Quasiperiodic Motions in the Planar Three-Body Problem

In the direct product of the phase and parameter spaces, we define the perturbing region, where the Hamiltonian of the planar three-body problem is Ck-close to the dynamically degenerate Hamiltonian of two uncoupled two-body problems. In this region, the secular systems are the normal forms that one gets by trying to eliminate the mean anomalies from the perturbing function. They are Pöschel-integrable on a transversally Cantor set. This construction is the starting point for proving the existence of and describing several new families of periodic or quasiperiodic orbits: short periodic orbits associated to some secular singularities, which generalize Poincaréʹs periodic orbits of the second kind (“Les Méthodes Nouvelles de la Mécanique Céleste,” Vol. 1, Gauthier-Villars, Paris, 1892–1899); quasiperiodic motions with three (resp. two) frequencies in a rotating frame of reference, which generalize Arnoldʹs solutions (Russian Math.

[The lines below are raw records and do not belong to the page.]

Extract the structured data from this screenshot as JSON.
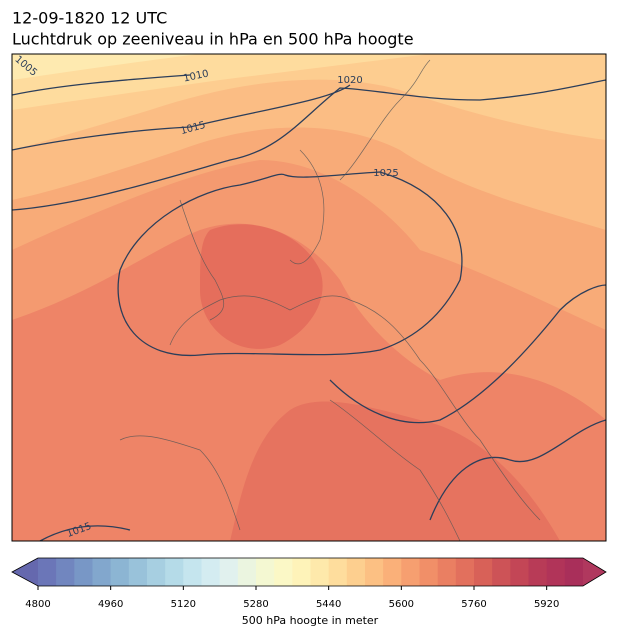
{
  "header": {
    "title_line1": "12-09-1820 12 UTC",
    "title_line2": "Luchtdruk op zeeniveau in hPa en 500 hPa hoogte"
  },
  "map": {
    "contour_labels": [
      "1005",
      "1010",
      "1015",
      "1020",
      "1025",
      "1015"
    ]
  },
  "colorbar": {
    "range": [
      4800,
      6000
    ],
    "ticks": [
      4800,
      4960,
      5120,
      5280,
      5440,
      5600,
      5760,
      5920
    ],
    "label": "500 hPa hoogte in meter",
    "colors": [
      "#6b76b8",
      "#7186bf",
      "#7897c6",
      "#82a7cd",
      "#8cb5d3",
      "#99c2da",
      "#a7cfe1",
      "#b5dbe8",
      "#c5e5ee",
      "#d4ecf1",
      "#e1f1ee",
      "#ebf5e0",
      "#f4f8d2",
      "#fbf8c6",
      "#fef3b9",
      "#fee9ab",
      "#fedd9d",
      "#fdcf8f",
      "#fcc083",
      "#fab079",
      "#f69f70",
      "#f18f68",
      "#ea7f62",
      "#e2705d",
      "#d86158",
      "#cd5357",
      "#c34656",
      "#b83b57",
      "#b13459",
      "#a92f5a"
    ],
    "under_color": "#6568ae",
    "over_color": "#b0385e"
  }
}
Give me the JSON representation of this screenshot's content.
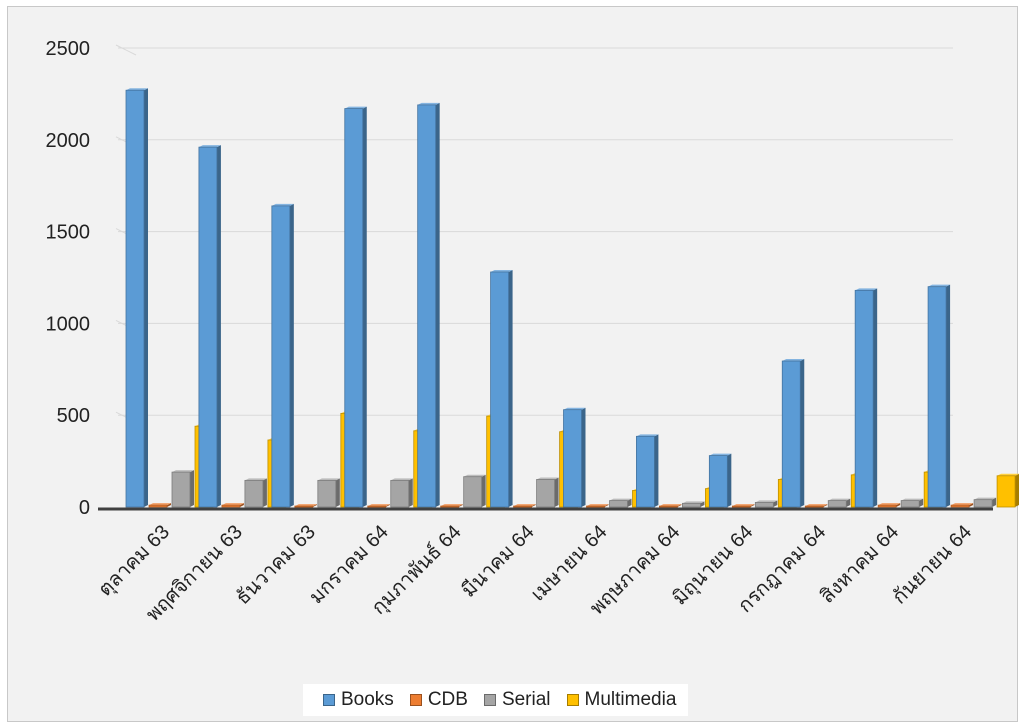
{
  "chart_data": {
    "type": "bar",
    "style": "3d-clustered-column",
    "categories": [
      "ตุลาคม 63",
      "พฤศจิกายน 63",
      "ธันวาคม 63",
      "มกราคม 64",
      "กุมภาพันธ์ 64",
      "มีนาคม 64",
      "เมษายน 64",
      "พฤษภาคม 64",
      "มิถุนายน 64",
      "กรกฎาคม 64",
      "สิงหาคม 64",
      "กันยายน 64"
    ],
    "series": [
      {
        "name": "Books",
        "color": "#5b9bd5",
        "values": [
          2270,
          1960,
          1640,
          2170,
          2190,
          1280,
          530,
          385,
          280,
          795,
          1180,
          1200
        ]
      },
      {
        "name": "CDB",
        "color": "#ed7d31",
        "values": [
          10,
          10,
          5,
          5,
          5,
          5,
          5,
          5,
          5,
          5,
          10,
          10
        ]
      },
      {
        "name": "Serial",
        "color": "#a5a5a5",
        "values": [
          190,
          145,
          145,
          145,
          165,
          150,
          35,
          20,
          25,
          35,
          35,
          40
        ]
      },
      {
        "name": "Multimedia",
        "color": "#ffc000",
        "values": [
          440,
          365,
          510,
          415,
          495,
          410,
          90,
          100,
          150,
          175,
          190,
          170
        ]
      }
    ],
    "yticks": [
      0,
      500,
      1000,
      1500,
      2000,
      2500
    ],
    "ylim": [
      0,
      2500
    ],
    "grid": true,
    "legend_position": "bottom"
  }
}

Surveys18 (1963), 85–191) (resp. Liebermanʹs solutions; Celestial Mech.3 (1971), 408–426); and three-frequency quasiperiodic motions along which the two inner bodies get arbitrarily close to one another an infinite number of times, generalizing the Chenciner–Llibreʹs invariant “punctured tori” (Ergodic Theory Dynam. Systems8 (1988), 63–72). The proof relies on a sophisticated version of KAM theorem, which itself is proved using a normal form theorem of Herman (“Démonstration dʹun Théorème de V.I. Arnold,” Séminaire de Systèmes Dynamiques and Manuscripts, 1998).